Working Paper: How Much Are Districts Spending to Implement Teacher Evaluation Systems?

Jay Chambers, Iliana Brodziak de los Reyes, and Caitlin O’Neil

AIR is working with RAND to evaluate the strategic human capital reform efforts of three school districts and a cluster of charter management organizations identified by the Bill & Melinda Gates Foundation as part of its Partnership Sites to Empower Effective Teaching initiative.

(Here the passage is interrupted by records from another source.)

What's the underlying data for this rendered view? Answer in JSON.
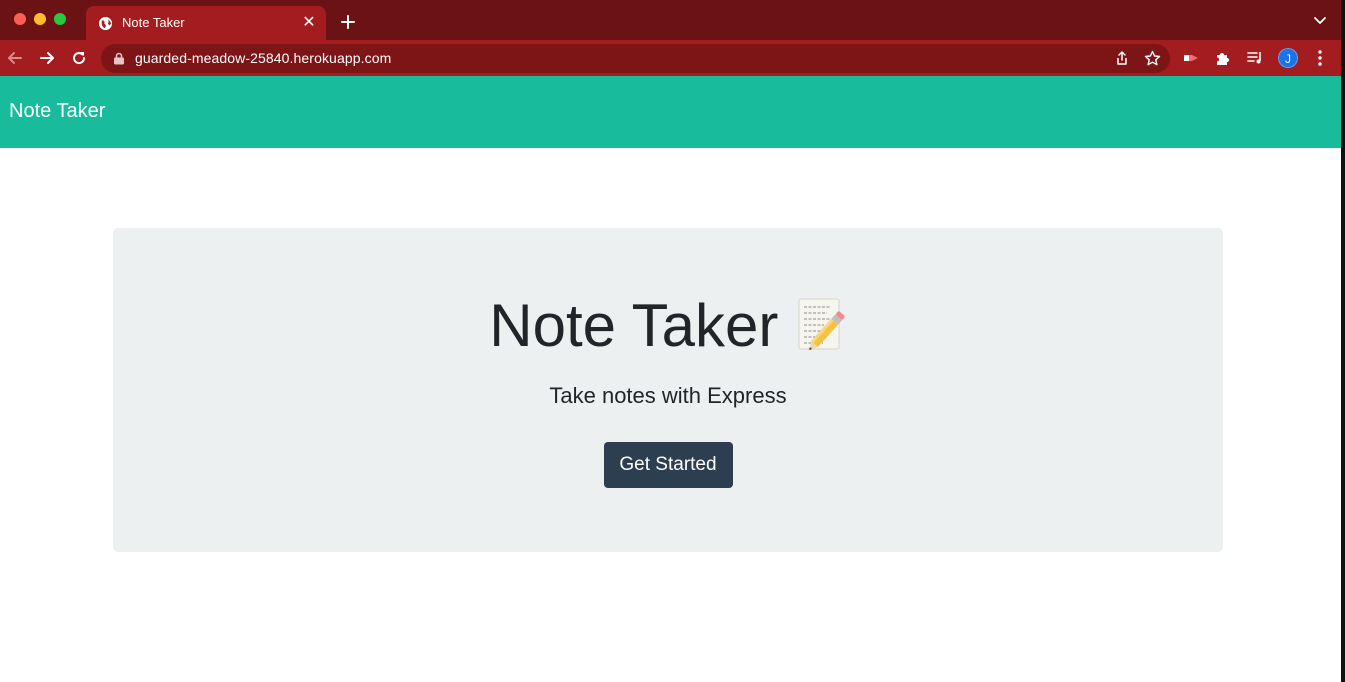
{
  "browser": {
    "tab": {
      "title": "Note Taker",
      "close_glyph": "✕",
      "favicon": "globe-icon"
    },
    "new_tab_glyph": "+",
    "url": "guarded-meadow-25840.herokuapp.com",
    "profile_initial": "J",
    "colors": {
      "tabstrip": "#6b1214",
      "toolbar": "#a31c1f",
      "omnibox": "#7d1416"
    }
  },
  "navbar": {
    "brand": "Note Taker",
    "color": "#18bc9c"
  },
  "hero": {
    "title": "Note Taker",
    "icon": "memo-pencil-icon",
    "subtitle": "Take notes with Express",
    "cta_label": "Get Started",
    "cta_color": "#2c3e50",
    "background": "#ecf0f1"
  }
}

The working paper contains preliminary findings that have not been formally reviewed, but the authors say the sustainability of these reforms relies on the ability of the districts to get continued buy-in from all stakeholders and to integrate and align reform activities across many facets of the organizations, creating a new way of “doing business” rather than trying to maintain the initiatives as an “add-­on” to the old way of working. Sustaining the reforms may also depend on the ability of the districts to become more efficient in the way they create better results for students. Teacher evaluation systems should allow districts to identify the better-­qualified staff for purposes of retention. They should also be better able to identify staff needs and help to improve performance through targeted professional development programs. Both of these factors could save money in the long run that could be used to support the teacher evaluation systems.

The evaluation began in July 2010 and collected its first wave of data during the 2010-2011 school year. A final report will be produced in 2017. The intent of the working paper is to foster conversation and feedback to help focus future data, analysis, and reporting.